TeamWisp/WispRenderer

VRAM usage is very high

Nielsbishere opened this issue · 1 comments

Is your request related to a problem? Please describe.
My 970M only has 2 GiB VRAM, so it can't (properly) run 1080p, only 720p in emibl, but it can in viknell. It only runs because I have 8 GiB shared RAM, so it swaps out memory all the time. This means that on 1k it runs at 10-15 fps and 4k is probably way worse.

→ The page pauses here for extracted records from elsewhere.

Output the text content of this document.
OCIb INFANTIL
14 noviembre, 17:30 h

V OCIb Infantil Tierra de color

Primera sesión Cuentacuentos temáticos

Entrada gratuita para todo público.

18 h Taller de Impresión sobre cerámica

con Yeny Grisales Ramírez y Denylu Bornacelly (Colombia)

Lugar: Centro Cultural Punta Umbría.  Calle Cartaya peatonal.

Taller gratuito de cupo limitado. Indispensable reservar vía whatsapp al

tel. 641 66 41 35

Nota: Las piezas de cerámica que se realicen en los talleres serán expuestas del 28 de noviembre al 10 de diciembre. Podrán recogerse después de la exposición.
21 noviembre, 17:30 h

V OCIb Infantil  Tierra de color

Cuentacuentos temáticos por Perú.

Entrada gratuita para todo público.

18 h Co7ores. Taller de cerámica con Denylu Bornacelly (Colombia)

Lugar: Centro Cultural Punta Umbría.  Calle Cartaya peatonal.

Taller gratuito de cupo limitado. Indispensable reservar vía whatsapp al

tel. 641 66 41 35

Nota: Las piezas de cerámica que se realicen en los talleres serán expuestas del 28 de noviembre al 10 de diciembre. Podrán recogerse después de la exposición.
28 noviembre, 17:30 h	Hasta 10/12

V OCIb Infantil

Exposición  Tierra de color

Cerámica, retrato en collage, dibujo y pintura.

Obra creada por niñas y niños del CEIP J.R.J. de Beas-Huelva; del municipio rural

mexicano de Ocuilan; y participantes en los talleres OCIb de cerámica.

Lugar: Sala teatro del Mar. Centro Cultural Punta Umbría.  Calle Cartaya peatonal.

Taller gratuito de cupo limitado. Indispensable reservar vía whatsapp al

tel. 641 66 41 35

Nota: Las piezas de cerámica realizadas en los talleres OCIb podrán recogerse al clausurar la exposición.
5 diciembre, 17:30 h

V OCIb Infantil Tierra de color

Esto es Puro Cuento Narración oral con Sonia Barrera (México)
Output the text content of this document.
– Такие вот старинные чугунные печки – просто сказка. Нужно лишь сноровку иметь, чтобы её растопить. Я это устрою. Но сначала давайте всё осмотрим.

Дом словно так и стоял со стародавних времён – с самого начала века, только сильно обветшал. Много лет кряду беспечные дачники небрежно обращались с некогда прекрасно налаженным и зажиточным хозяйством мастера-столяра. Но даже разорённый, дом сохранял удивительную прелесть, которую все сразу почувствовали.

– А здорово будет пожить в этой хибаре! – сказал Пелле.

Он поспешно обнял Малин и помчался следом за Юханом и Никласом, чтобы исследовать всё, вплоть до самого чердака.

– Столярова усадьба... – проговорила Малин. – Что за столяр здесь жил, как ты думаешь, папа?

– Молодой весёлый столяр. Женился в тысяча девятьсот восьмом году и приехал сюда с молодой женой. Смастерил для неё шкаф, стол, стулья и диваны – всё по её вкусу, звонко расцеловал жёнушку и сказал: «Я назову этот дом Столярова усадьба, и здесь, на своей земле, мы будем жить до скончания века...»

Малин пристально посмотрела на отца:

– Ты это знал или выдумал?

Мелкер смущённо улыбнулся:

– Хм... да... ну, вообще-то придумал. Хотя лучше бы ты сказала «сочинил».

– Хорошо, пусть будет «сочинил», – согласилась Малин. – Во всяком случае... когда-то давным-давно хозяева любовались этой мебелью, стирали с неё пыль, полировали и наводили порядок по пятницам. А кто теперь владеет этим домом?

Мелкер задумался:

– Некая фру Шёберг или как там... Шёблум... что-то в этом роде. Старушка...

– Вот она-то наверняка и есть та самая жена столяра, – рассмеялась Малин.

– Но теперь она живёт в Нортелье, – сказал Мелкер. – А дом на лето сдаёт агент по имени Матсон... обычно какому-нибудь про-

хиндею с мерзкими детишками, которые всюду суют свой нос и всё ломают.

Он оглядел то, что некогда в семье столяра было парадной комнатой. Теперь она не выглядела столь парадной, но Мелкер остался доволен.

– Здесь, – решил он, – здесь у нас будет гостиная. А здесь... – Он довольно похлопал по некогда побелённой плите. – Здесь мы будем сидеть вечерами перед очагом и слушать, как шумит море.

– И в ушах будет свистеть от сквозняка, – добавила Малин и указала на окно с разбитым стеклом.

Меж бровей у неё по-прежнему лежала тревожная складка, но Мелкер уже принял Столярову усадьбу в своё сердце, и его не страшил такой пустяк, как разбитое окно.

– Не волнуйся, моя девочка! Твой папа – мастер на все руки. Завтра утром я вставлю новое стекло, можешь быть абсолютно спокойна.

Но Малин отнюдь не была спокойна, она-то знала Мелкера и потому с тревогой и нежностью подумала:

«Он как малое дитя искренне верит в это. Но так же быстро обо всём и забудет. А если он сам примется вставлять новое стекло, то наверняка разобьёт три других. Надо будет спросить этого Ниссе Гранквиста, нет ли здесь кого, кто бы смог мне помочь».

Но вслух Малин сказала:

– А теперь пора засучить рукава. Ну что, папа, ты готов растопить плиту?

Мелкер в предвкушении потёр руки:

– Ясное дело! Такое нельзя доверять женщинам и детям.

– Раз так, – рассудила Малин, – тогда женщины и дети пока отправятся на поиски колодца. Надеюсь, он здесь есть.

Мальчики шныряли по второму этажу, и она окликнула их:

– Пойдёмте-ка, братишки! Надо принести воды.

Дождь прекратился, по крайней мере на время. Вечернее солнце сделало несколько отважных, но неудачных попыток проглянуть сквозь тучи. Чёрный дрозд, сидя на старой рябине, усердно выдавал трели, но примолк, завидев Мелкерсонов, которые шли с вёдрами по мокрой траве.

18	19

Describe the solution you'd like
A lot taken from my old branch https://github.com/TeamWisp/Procedural-Ray-Tracing/tree/feature_optimization.

  • Frame buffers:
    • G-Buffer
      • Use RG8 instead of RG16f for roughness (2 Bpp reduce)
      • Use normal compression to use RG16f instead of RGBA16f (4 Bpp reduce)
    • Get rid of unused (24 Bpp)
    • Total: 30 Bpp (30 / 76.75)
  • Textures:
    • Load HDR textures using RGBA16f instead of RGBA32f
    • Internally bake it to dds or load it with compression (always)
  • Models:
    • uv & pos can use ushort instead; 10 Bpv (saving 10 Bpv)
    • normal, tangent, bitangent can use unorm quat instead; 4 Bpv (saving 32 Bpv)
    • color can use uint instead; 4 Bpv (saving 8 Bpv)
    • Total: 18 Bpv instead of 68 Bpv

Describe alternatives you've considered
N.A. it's optimization.

Additional context
Note: The following is taken after ad0a90b, meaning that we use a lot less VRAM, like 40 Bpp less
Constant usage:

  • 128 - 256 MiB are taken by models (64 per pool)
    • Vertex size is 56, so approx 1 Mil vertices per pool (think about fragmentation that gets worse if vertices aren't compressed, since we have less vertices).
      • Use vertex compression; this can reduce it to approx 24 Bpv instead of 56, giving us 2.3x the vertices (might be important for big scenes)
      • Compression might have to use a compute shader, since we have A LOT of work to be done; 1 compute shader should get the max values, 1 should use those to compress them. Using 1 thread or 8 (multi threaded) is a lot less logical.
  • Textures take up A LOT in Emibl
    • One image already takes up 128 MiB (reason: DirectXTexHDR reads it as RGBA32f, while RGBA16f should be used)
    • Use texture compression (internally bake it to dds or process it)
      Variable usage:
  • Frame buffers
    • Individual
      • Deferred main: 20 Bpp (4 depth, 6 normal, 6 color, 2 roughness, 2 metallic)
      • Convolution & Cubemap take up: 24 Bpp (12 each; unused)
      • Deferred composition: 8 Bpp (color)
      • Post processing: 4 - 8 Bpp (color; depending on if you render to HDR backbuffer)
      • DoF CoC: 4 Bpp (cone of confusion)
      • DoF down scale: 4 Bpp (16 Bpp 8 near, 8 far color, but half res)
      • DoF dilate near: .25 Bpp (4 Bpp, but quarter res)
      • DoF dilate flatten: .25 Bpp (4 Bpp, but quarter res)
      • DoF dilate flatten 2: .25 Bpp (4 Bpp, but quarter res)
      • Bokeh: 4 Bpp (16 Bpp, but half res)
      • Bokeh filter: 4 Bpp (16 Bpp, but half res)
      • DoF post filter: 4 - 8 Bpp (color; depending on if you render to HDR backbuffer)
    • Per task
      • Deferred main: 20 Bpp
      • Deferred composition: 8 Bpp
      • Post processing: 4-8 Bpp
      • DoF: 12.75- 16.75 Bpp
      • Bokeh: 8 Bpp
      • Unused: 24 Bpp
    • Total:
      • Non HDR: 76.75 Bpp
      • HDR: 84.75 Bpp
    • Meaning that (non HDR):
      • 1280x720 = 67 MiB
      • 1920x1080 = 152 MiB
      • 3840x2160 = 607 MiB